Various sensors such as liquid level sensors and force-sensing resistors among others can be used as inputs and translated into a media controller. The art generated by this is not limited to simply visual displays on monitors, but also to kinetic sculptures, fountains, LED grids, ferrofluid sculptures, sound installations, musical pieces etc. The display audience could be for the user and/or an audience who may or may not be aware of how the art is displayed.

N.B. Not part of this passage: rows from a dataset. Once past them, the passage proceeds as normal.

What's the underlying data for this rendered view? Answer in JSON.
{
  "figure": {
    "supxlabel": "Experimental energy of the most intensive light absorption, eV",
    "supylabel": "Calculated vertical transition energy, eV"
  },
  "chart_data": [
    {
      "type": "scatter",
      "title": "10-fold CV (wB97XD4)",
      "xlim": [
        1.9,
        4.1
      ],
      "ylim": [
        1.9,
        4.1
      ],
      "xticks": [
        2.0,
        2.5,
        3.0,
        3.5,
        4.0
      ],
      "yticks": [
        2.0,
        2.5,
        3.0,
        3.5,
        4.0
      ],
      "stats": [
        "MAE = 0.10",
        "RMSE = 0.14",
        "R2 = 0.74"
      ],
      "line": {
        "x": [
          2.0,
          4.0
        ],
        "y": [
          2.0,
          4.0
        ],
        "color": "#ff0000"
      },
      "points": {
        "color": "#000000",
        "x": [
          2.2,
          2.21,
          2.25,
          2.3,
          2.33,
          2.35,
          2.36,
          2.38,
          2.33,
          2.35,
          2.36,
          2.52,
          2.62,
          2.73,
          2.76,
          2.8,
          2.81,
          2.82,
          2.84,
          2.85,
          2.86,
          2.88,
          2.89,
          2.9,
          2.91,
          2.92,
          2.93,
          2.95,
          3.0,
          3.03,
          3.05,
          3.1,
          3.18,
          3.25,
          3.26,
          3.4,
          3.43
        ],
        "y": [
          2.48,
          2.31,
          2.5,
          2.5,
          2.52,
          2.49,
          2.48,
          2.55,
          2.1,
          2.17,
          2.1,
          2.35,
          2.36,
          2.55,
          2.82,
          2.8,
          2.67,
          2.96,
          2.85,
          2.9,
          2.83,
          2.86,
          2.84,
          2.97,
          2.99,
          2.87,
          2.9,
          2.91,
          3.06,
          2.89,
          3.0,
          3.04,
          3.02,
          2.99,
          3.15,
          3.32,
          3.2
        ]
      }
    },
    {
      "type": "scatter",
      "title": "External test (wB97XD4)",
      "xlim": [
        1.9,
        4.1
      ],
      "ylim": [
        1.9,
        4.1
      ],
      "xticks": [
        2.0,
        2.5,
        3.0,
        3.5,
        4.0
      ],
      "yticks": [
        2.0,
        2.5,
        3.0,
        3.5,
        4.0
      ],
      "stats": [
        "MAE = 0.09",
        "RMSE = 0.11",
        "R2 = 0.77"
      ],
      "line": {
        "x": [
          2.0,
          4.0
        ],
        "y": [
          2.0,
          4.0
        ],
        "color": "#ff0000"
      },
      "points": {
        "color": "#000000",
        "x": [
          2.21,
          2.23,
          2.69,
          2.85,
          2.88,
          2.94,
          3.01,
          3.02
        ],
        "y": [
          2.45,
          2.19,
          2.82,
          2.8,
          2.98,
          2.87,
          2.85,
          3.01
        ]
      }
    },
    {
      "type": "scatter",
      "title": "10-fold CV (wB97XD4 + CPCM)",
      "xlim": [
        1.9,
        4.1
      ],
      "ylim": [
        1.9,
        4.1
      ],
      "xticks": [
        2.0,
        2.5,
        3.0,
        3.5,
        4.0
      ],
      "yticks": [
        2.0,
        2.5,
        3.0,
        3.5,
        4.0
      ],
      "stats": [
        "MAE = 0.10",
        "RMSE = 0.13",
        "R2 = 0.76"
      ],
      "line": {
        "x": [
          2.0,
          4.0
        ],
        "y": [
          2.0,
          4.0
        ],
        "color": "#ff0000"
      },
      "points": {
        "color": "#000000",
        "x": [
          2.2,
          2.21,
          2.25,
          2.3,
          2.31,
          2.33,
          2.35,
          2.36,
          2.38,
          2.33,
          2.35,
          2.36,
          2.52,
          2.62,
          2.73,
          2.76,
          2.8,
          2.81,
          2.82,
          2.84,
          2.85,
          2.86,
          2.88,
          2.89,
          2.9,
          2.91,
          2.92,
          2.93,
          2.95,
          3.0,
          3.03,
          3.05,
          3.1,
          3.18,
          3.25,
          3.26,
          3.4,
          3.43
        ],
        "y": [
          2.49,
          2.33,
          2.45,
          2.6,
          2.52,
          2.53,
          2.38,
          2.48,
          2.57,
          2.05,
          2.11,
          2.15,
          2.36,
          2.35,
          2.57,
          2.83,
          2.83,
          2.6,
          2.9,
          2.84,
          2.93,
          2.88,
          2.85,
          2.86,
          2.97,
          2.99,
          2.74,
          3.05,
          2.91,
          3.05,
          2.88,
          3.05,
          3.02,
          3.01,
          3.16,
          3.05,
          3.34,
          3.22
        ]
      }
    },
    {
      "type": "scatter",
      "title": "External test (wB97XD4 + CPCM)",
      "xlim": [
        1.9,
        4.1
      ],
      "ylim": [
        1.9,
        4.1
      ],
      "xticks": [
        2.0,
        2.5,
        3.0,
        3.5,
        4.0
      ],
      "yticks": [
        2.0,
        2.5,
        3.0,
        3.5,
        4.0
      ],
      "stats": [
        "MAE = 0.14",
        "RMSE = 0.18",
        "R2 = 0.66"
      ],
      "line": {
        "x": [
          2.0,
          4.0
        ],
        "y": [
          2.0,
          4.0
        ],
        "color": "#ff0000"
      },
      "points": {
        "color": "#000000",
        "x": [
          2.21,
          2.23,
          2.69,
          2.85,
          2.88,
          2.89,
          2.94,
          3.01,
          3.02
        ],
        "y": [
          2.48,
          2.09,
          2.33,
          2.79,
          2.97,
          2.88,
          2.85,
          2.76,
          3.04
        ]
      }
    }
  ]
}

(3) Competitive and non-competitive gaming
Sensors such as those used in the previous section can be fitted to an interactive game where the urinal stream provided by the user serves as a controller. There can be simple games such relating to endurance or force or placing sensors in different areas of the urinal basin to serve as different inputs into the game. Another possibility is to have a moving target to follow and a sensor that tracks how closely the target is followed in order to achieve a high score or certain rewards. Furthermore, different urinals can be linked in order to produce a competitive gaming environment either in real time or through a record-keeping system.
This is an inherently sexist device. Also, the level of interactivity and feedback, though in theory the system could be redesigned for a standard toilet.
*Dysfunctional Interfaces – Overview:
Comprising both a research component in the form of a written paper and a physical exploration / illustration of its thesis.
This project hopes to explore the possibilities for devices and interfaces that intentionally incorporate instances of fault, failure, and otherwise unpredictable feedback / behavior.
Key research topics:
I. While most human-machine models of interactivity, with the exception of computer gaming, strive to accommodate unpredictability primarily on the part of the human as a paradigm for more versatile interactive systems… a question might be asked as to whether accommodating human behavior through homogenized predictive models is not only making more versatile machine interfaces, but also more homogenized human behavior,
—in essence users adapting to a machine’s model of prediction through group learned interfaces. In this sense… it could be argued that by injecting patterns of unpredictability from the machine side, however benign, into the human-machine discourse a more generative model might be possible.
II. Considering episodes of user frustration brought on by device malfunction in which users in heightened emotional states address a device as an agent capable of understanding their voiced frustrations or by going so far as to physically engage the device by hitting it. —if a device can for a brief moment take on agency beyond it’s understood capabilities, albeit in a negative form, might it also be possible to use similar functional / dysfunctional pathways to invite positive forms of agency building / anthropomorphizing / empathy into interactive systems?
III. Investigating core design principles in popular mobile devices, understanding their cultural origins through art historical reference and industrial design philosophies. Determining possible alternative frameworks that allow for imperfection or even encourage it.
Possible physical investigation:
Understanding typical hardware faults in popular interfaces / devices and how to recreate and control similar behavior on an integrated analog circuit level and/or software level.
Exploring alternative materials for device chassis / housing.